The upper end of the column body 7 is provided with a guide sleeve 38, the upper end of the guide sleeve 38 is provided with an inward flange 39, the upper end of the pressing rod 23 is provided with a pressing block 40, and the upper side of the pressing block 40 is provided with a handle 41 which is convenient for rotating the pressing block 40. The handle 41 is L-shaped. The fourth spring 24 is sleeved on the pressing rod 23, the upper end of the fourth spring 24 is connected to the pressing block 40, and the lower end of the fourth spring 24 is connected to the cylinder 7.

Principle of embodiment:

for convenience of explanation, the left side, the front side, and the rear side are defined as follows: the flange 2 is arranged on the left side of the bottom plate 1, the electric energy meter 47 is arranged on the front side of the bottom plate 1, the line box 48 is arranged on the rear side of the bottom plate 1, a general electric wire can be bent to be Z-shaped in actual connection, and the bent electric wire comprises two vertical sections and a transverse section which are parallel to each other.

The principle of the unlocking mechanism will be explained below, where a first one-way bearing 20 and a second one-way bearing 22 are respectively used on the first transmission shaft and the second transmission shaft, and the effect achieved is that: when a certain pressing block 40 is rotated clockwise by hand, under the action of the pressing transmission wheel 35, the first transition wheel 36 and the first transmission bevel gear 33, the corresponding first branch shafts 19 rotate, under the action of the first one-way bearing 20, all the first branch shafts 19 positioned at the front sides of the first branch shafts 19 synchronously rotate, but the other first branch shafts 19 do not rotate, under the action of the rotating first branch shafts 19, the corresponding first connecting rods 29 rotate, then the first gear 27 drives the rack 26 to move, the rack 26 pushes the stop piece 16 out of the slot 18, then the pressing plate 8 rotates downwards under the action of the stop piece 16, then the sliding block 14 moves downwards under the action of the spring 15, it needs to be mentioned that, when the rack 26 moves, the second gear 28 also rotates, then the corresponding second connecting rod 30 also drives the second branch shaft 21 to rotate, and the direction of rotation of the second branch shaft 21 is opposite to the direction of rotation of the second branch shaft 21, however, the second sub-shaft 21 located at the rear side of the pressing block 40 rotated by hand is not rotated by the second one-way bearing 22, see fig. 5.

When the pressing block 40 is pressed downwards by hand and then the pressing block 40 is rotated counterclockwise, at this time, the pressing transmission wheel 35 and the first transition wheel are disengaged, the pressing transmission wheel 35 and the second transition wheel are engaged, the corresponding second sub-shafts 21 are rotated, then under the action of the second one-way bearing 22, all the second sub-shafts 21 on the rear side of the pressing block 40 pressed by hand are synchronously rotated, while the other second sub-shafts 21 are not rotated, the corresponding rack 26 pushes the stopper 16 out of the slot 18, the corresponding pressing plate 8 is rotated and then moved downwards, and under the action of the rack 26, the first sub-shaft 19 on the rear side of the pressing block 40 pressed by hand is rotated, while the other first sub-shafts 19 are not rotated, see fig. 6.

In summary, when a certain pressing block 40 is rotated clockwise, all the pressing blocks 40 on the front side of the pressing block 40 rotate synchronously, and all the pressing plates 8 on the front side of the pressing block 40 move downwards; when one of the pressing blocks 40 is rotated counterclockwise, all the pressing blocks 40 at the rear side of the pressing block 40 are rotated in synchronization, and all the pressing plates 8 at the rear side of the pressing block 40 are moved downward.
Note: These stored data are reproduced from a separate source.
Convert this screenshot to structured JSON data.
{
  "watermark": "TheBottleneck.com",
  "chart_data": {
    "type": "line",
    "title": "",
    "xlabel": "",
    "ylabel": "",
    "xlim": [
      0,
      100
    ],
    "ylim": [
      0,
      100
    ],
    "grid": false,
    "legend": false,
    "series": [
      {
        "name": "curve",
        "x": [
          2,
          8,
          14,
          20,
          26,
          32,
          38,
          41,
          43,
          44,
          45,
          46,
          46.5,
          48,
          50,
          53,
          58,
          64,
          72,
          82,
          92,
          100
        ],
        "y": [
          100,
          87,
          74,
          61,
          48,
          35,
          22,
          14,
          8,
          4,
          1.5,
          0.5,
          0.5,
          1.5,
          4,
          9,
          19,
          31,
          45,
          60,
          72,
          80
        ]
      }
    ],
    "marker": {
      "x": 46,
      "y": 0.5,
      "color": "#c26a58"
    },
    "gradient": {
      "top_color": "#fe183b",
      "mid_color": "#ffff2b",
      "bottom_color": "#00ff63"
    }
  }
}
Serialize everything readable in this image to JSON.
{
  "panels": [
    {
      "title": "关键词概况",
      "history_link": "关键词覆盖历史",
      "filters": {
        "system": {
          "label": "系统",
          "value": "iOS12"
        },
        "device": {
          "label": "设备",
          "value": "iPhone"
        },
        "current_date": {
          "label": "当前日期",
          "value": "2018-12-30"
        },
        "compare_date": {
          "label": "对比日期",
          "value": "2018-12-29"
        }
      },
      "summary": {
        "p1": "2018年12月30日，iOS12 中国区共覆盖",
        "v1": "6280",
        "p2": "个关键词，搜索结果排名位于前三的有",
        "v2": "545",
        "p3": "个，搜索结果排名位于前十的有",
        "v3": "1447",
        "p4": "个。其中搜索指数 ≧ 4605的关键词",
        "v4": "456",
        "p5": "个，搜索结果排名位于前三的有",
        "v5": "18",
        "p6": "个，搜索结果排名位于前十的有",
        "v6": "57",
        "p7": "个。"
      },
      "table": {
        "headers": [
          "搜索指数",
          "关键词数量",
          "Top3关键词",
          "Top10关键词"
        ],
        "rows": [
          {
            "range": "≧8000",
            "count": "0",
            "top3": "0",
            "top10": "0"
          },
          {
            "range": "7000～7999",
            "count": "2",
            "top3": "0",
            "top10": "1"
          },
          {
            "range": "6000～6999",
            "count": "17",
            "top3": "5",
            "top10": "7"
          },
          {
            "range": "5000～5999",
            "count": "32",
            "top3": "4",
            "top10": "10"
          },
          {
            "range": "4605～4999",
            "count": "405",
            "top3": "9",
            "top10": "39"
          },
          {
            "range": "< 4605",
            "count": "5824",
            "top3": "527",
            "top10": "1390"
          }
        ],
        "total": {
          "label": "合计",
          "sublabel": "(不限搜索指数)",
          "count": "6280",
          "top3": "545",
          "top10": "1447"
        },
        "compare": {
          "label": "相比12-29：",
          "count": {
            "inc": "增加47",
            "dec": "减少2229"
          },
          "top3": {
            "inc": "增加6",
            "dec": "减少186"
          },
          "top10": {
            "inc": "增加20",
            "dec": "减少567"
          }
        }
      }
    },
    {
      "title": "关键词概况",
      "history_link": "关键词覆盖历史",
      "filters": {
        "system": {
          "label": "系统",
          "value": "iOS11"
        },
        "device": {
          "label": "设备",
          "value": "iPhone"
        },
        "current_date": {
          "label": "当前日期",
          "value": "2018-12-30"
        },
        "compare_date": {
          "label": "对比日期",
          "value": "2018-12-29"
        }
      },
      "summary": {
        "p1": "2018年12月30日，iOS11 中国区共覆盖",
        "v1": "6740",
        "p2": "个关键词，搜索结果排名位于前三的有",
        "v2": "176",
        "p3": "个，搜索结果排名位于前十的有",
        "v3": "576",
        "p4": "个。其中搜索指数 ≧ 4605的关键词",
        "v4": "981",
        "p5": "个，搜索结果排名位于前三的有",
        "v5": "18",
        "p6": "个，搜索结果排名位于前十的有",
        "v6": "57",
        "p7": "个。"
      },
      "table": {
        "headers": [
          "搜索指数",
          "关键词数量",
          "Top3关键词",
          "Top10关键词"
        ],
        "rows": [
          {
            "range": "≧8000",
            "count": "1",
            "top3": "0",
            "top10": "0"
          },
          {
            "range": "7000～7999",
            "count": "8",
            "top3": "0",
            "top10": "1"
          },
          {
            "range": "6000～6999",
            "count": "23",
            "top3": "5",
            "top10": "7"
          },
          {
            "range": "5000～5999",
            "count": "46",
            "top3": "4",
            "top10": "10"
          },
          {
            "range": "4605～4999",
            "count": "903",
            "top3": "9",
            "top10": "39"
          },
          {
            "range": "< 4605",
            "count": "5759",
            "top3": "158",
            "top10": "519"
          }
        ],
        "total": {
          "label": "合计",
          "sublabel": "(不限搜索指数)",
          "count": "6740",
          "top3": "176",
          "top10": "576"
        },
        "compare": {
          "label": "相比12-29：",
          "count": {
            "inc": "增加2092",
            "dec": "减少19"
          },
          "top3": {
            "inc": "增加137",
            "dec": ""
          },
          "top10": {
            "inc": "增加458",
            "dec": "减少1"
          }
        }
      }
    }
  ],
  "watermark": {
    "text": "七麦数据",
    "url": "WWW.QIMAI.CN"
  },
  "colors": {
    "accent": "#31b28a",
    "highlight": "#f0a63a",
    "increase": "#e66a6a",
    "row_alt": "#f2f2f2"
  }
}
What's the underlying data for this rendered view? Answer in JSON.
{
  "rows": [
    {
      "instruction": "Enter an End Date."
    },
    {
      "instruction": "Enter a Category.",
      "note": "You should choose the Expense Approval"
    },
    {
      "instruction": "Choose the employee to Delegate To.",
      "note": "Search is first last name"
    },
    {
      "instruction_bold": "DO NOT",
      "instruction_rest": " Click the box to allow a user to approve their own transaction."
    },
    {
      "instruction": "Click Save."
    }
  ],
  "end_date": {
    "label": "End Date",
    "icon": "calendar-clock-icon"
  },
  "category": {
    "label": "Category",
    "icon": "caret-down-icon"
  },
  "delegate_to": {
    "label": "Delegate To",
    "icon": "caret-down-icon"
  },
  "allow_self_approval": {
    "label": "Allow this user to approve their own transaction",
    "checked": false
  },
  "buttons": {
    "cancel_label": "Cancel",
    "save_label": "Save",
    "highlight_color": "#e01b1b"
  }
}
Meanwhile, it should be noted that when the pressing block 40 rotates clockwise, the third electrode 46 is engaged with the first electrode 44, the outgoing line indicator 43 is on, and

in order to facilitate field wiring by technicians, the present embodiment is shipped with the passage between the extruded columns 4 for the vertical and horizontal sections to be inserted.

The specific steps are that two vertical lines 5 needing to be embedded with the electric wire are firstly determined according to the vertical section, then the corresponding air nozzles 11 inject high-pressure air, see fig. 8, at this time, the piston 10 moves upwards under the action of the air, the slide block 14 moves upwards under the action of the pull wire 12, then the stop piece 16 is inserted into the slot 18, the stop piece 16 is separated from the pressure plate 8, and the pressure plate 8 rotates upwards under the action of a third spring, see fig. 7 and fig. 8. At this time, the pressing plates 8 of both the entire vertical lanes 5 are rotated upward.

The corresponding press block 40 is then rotated according to the position in which the vertical sections are to be arranged, at which time the partial press plates 8 of the two vertical lanes 5 are turned downwards and moved downwards, so that a Z-shaped channel is formed, see fig. 9.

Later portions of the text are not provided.